Why all the cursing? Well, one for thing I feel terrible and I can’t breathe through my nose. But, really I’m cussing up a storm because it’s Fat Tuesday. I need to get it out of my system. For Lent I’m giving up cuss words. Yep, our darling girl is getting into the repeating phase. Greyson and I mean well, but we let the foul language fly on many an occasion. In his mind, what else is he supposed to say when a running back fumbles the ball?
I give you a football watching quote from my better half: “You #$&^*#$, %*&&^, hold on to the God #@*&#$ ball!
Pretty bad, huh? Yeah, I’m not much better when my Internet connection is slow or I drop an armload of something I should have taken in two trips. You get the idea.

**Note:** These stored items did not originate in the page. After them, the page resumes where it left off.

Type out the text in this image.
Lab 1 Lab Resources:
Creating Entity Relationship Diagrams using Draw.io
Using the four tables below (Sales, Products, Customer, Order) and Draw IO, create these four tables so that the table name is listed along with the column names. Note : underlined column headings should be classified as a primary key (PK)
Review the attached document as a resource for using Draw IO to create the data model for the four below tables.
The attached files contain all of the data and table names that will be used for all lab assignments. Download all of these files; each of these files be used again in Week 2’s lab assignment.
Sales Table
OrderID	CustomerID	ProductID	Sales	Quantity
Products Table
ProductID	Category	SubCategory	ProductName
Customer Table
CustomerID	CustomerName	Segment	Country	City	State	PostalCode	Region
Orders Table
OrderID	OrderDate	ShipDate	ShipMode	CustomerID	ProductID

It’s not just the repeating. Charlotte is also saying “Was dat?” to everything she sees and “Was dat?” whenever we say a new word she doesn’t recognize. I imagine phrases like the ones above would be repeated eagerly followed by a “Was dat?”
I thought about a swear jar where we have to put in money every time we say a cuss word, but that $%*# is expensive. So, I figure a good start would be this solemn six week observance. We’re not Catholic, but I figure the Holy Father would approve.
$%*&! That’s right! The Pope quit! ::sigh:: I guess we’ll do it anyway. That way maybe our kid won’t have a mouth so foul it needs to be stuffed with King Cake.